お盆である今日は<ニライカナイんかいご先祖さまたちがくるから>危ないので行ってはいけないとオバアに諭されている海へ、大好きなかなちゃんに誘われたから行ってしまう小学生の<ぼく>こと浩輔。この幼い2人が海でびしょぬれになった兵隊さんを目撃する冒頭から、以降13人の語り手が順々に言葉のたすきをつなげていく。
「皇弥栄(すめらぎいやさか)!」と叫んで沖縄戦で玉砕した兵士。沖縄で終戦を迎えた震洋特攻隊長。その腹違いの妹であり、戦争花嫁として一時期アメリカで暮らしていた浩輔のオバア。
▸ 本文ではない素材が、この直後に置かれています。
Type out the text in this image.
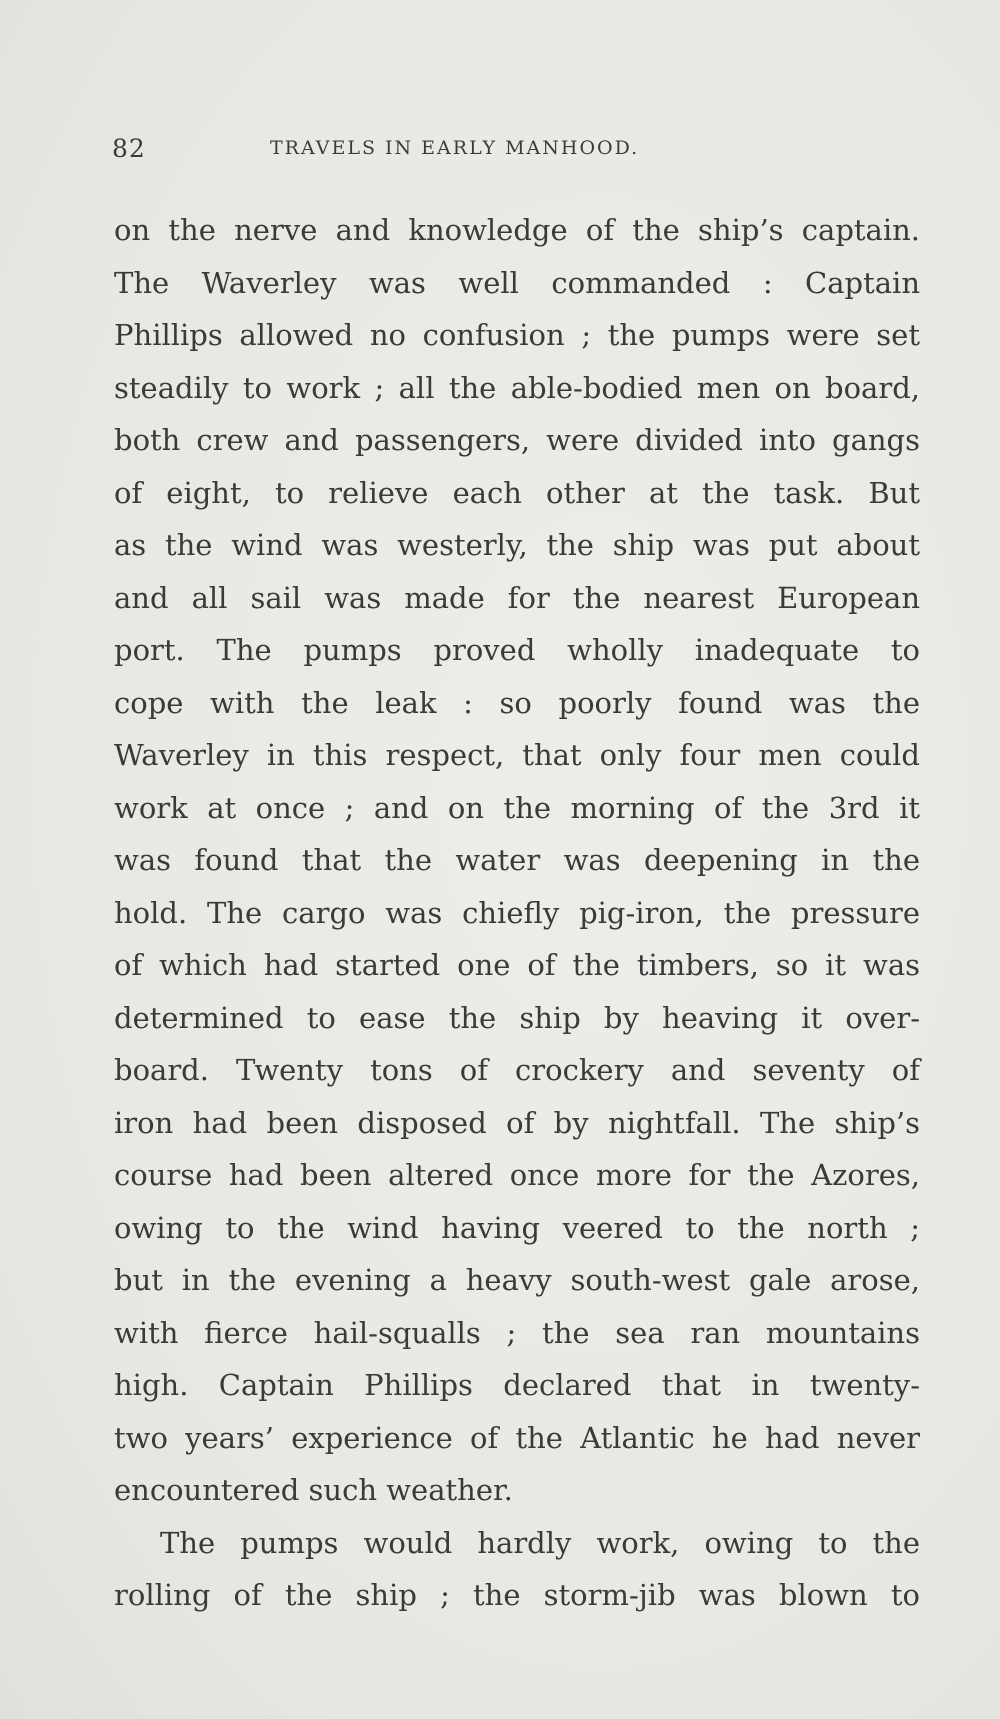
82	TRAVELS IN EARLY MANHOOD.
on the nerve and knowledge of the ship’s captain.
The Waverley was well commanded : Captain
Phillips allowed no confusion ; the pumps were set
steadily to work ; all the able-bodied men on board,
both crew and passengers, were divided into gangs
of eight, to relieve each other at the task. But
as the wind was westerly, the ship was put about
and all sail was made for the nearest European
port. The pumps proved wholly inadequate to
cope with the leak : so poorly found was the
Waverley in this respect, that only four men could
work at once ; and on the morning of the 3rd it
was found that the water was deepening in the
hold. The cargo was chiefly pig-iron, the pressure
of which had started one of the timbers, so it was
determined to ease the ship by heaving it over-
board. Twenty tons of crockery and seventy of
iron had been disposed of by nightfall. The ship’s
course had been altered once more for the Azores,
owing to the wind having veered to the north ;
but in the evening a heavy south-west gale arose,
with fierce hail-squalls ; the sea ran mountains
high. Captain Phillips declared that in twenty-
two years’ experience of the Atlantic he had never
encountered such weather.
The pumps would hardly work, owing to the
rolling of the ship ; the storm-jib was blown to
元カノの愛依子に未練たっぷりな高校生の我那覇周(がなはしゅう)。ヒガジュン先輩にセックス動画を流出されてしまったものの、菜嘉原徳生(なかはらのりお)とつきあうようになって、未来に希望を抱き始めている中学3年生の黒島奈都紀(なつき)。ろくに面倒も見ない上、奈都紀に暴力をふるう母親。そんな奈都紀の母を殺(あや)めて逃亡することになる徳生。
ベトナム戦争に従軍する米兵に体を売っている男娼(だんしょう)。沖縄革マル派の解放闘争に敗れ刑務所に入れられて、吃音(きつおん)になってしまった菜嘉原秋繁(あきしげ)。
などなど、沖縄戦体験組、現代を生きる小学生や高校生たちとその親、1960年代から70年代に若き日を過ごした世代-主に3グループに分かれる語り手たちが、時に愛らしく、時に沈痛に、時に厳粛に、時に軽薄に、時に哀切にとそれぞれの声を響かせ、沖縄という土地に流れる時間と人間を接続させていくのだ。
<月ぬ走いや、馬ぬ走い>という沖縄の黄金言葉(くがにくとぅば)。<馬さながらに歳月は駈(か)け抜けてしまいますから、時をだいじにすべし、けれど苦悩は結局なくなるものとして抛(ほう)ってしまいなさいな>。オバアのこの言葉が全登場人物の頭上に降りそそぐ。読者である私の胸に根づく。大きな物語を読んだという充実感が得られる出色のデビュー作なのである。
2003年、那覇市生まれ。現在、琉球大在学中。